The Department of Justice recently announced that it resolved two civil lawsuits filed under the qui tam, or whistleblower, provisions of the False Claims Act to the tune of nearly $4 million. The suits alleged that a suburban Chicago diagnostics company, SNAP Diagnostics, LLC, that provides home testing for sleep disorders was defrauding Medicare and four other federal health care programs through kickbacks and unnecessary testing. Since Medicare began covering home sleep testing in 2009, SNAP has received nearly $9 million from Medicare – almost all of it the result of fraud and kickbacks, according to the government’s allegations.
As alleged by the government, SNAP, its founder Gil Raviv, and its vice president Stephen Burton violated the False Claims Act and the Anti-Kickback Statute through various fraudulent billing practices. In particular, Raviv allegedly instructed SNAP to submit claims for patients’ second and third nights of home sleep testing when the company knew they were medically unnecessary because only a single night of testing was needed to effectively diagnose certain sleep disorders.
In addition, the government alleged that SNAP’s business model relied on multiple unlawful kickback schemes. First, SNAP purportedly paid commissions and bonuses to its sales force for selling multi-night testing to providers, and it gave free home sleep tests to physicians and their families to induce referrals.
Second, after its sleep testing was performed, SNAP personnel allegedly interpreted the results and gave unsigned reports to referring physicians who in turn would bill as if the physicians had performed the professional service of interpreting the results themselves. This allowed providers to “keep” the billing for the professional component of home sleep testing services. SNAP intentionally allowed physicians to fraudulently bill for this service as a way of increasing referrals and driving the volume of SNAP’s business.

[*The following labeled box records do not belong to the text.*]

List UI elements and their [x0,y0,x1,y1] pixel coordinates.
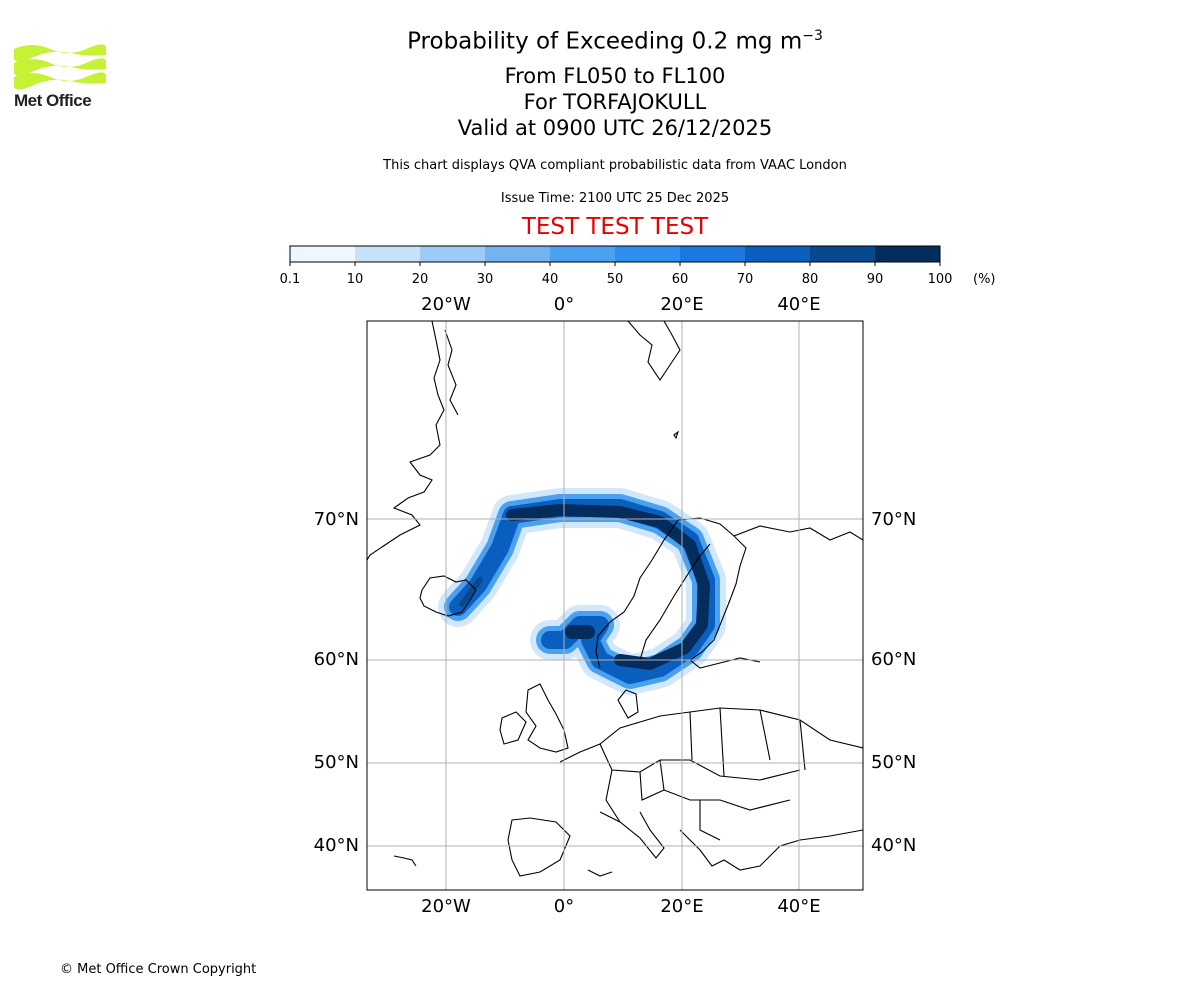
coastlines [367,321,863,877]
valid-time: Valid at 0900 UTC 26/12/2025 [457,116,773,140]
lon-label: 20°W [421,896,471,917]
colorbar-tick-label: 20 [412,272,429,287]
lon-labels-bottom: 20°W 0° 20°E 40°E [421,896,820,917]
chart-title: Probability of Exceeding 0.2 mg m−3 [407,28,823,55]
flight-levels: From FL050 to FL100 [504,64,726,88]
graticule [367,321,863,890]
copyright-notice: © Met Office Crown Copyright [60,962,257,977]
issue-time: Issue Time: 2100 UTC 25 Dec 2025 [500,191,730,206]
logo-text: Met Office [14,91,92,110]
ash-plume [438,488,726,695]
lat-label: 60°N [314,649,359,670]
colorbar-unit: (%) [973,272,996,287]
chart-description: This chart displays QVA compliant probab… [383,158,847,173]
colorbar-tick-label: 30 [477,272,494,287]
map-area [367,321,863,890]
test-banner: TEST TEST TEST [521,214,709,240]
lat-label: 50°N [871,752,916,773]
lon-label: 20°E [660,896,703,917]
lon-label: 40°E [777,294,820,315]
lon-label: 20°E [660,294,703,315]
lat-label: 40°N [314,835,359,856]
lat-label: 70°N [314,509,359,530]
colorbar-segment [485,246,551,262]
met-office-logo [14,44,106,90]
colorbar-segment [615,246,681,262]
colorbar-tick-label: 70 [737,272,754,287]
lat-label: 50°N [314,752,359,773]
colorbar-segment [290,246,356,262]
lon-label: 0° [554,896,574,917]
colorbar-segment [420,246,486,262]
colorbar-ticks: 0.1 10 20 30 40 50 60 70 80 90 100 [280,262,953,287]
colorbar-segment [745,246,811,262]
lon-label: 40°E [777,896,820,917]
map-frame [366,320,864,891]
colorbar-tick-label: 80 [802,272,819,287]
colorbar-tick-label: 100 [928,272,953,287]
colorbar-segment [680,246,746,262]
lat-labels-left: 70°N 60°N 50°N 40°N [314,509,359,856]
colorbar-tick-label: 60 [672,272,689,287]
lon-label: 20°W [421,294,471,315]
colorbar-tick-label: 0.1 [280,272,301,287]
lon-labels-top: 20°W 0° 20°E 40°E [421,294,820,315]
colorbar-tick-label: 90 [867,272,884,287]
lat-label: 60°N [871,649,916,670]
colorbar-tick-label: 10 [347,272,364,287]
colorbar-segment [355,246,421,262]
colorbar-segment [550,246,616,262]
colorbar-tick-label: 50 [607,272,624,287]
colorbar-tick-label: 40 [542,272,559,287]
lat-labels-right: 70°N 60°N 50°N 40°N [871,509,916,856]
lat-label: 70°N [871,509,916,530]
lat-label: 40°N [871,835,916,856]
colorbar [289,245,941,263]
colorbar-segment [875,246,941,262]
lon-label: 0° [554,294,574,315]
volcano-name: For TORFAJOKULL [523,90,707,114]
colorbar-segment [810,246,876,262]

Other allegations against SNAP include the unnecessary and unlawful multiplication of the copays of federal health care beneficiaries including senior citizens on Medicare.
The settlement requires that SNAP pay $3.5 million, Raviv pay $300,000, and Burton pay $125,000 for a total settlement amount of $3.925 million.
This is not the first home-health services company to settle with the DOJ in recent months (see our March 8, 2022 blog) and serves as yet another reminder to healthcare companies of the importance of internal controls and due diligence – especially when federally-funded treatment is involved.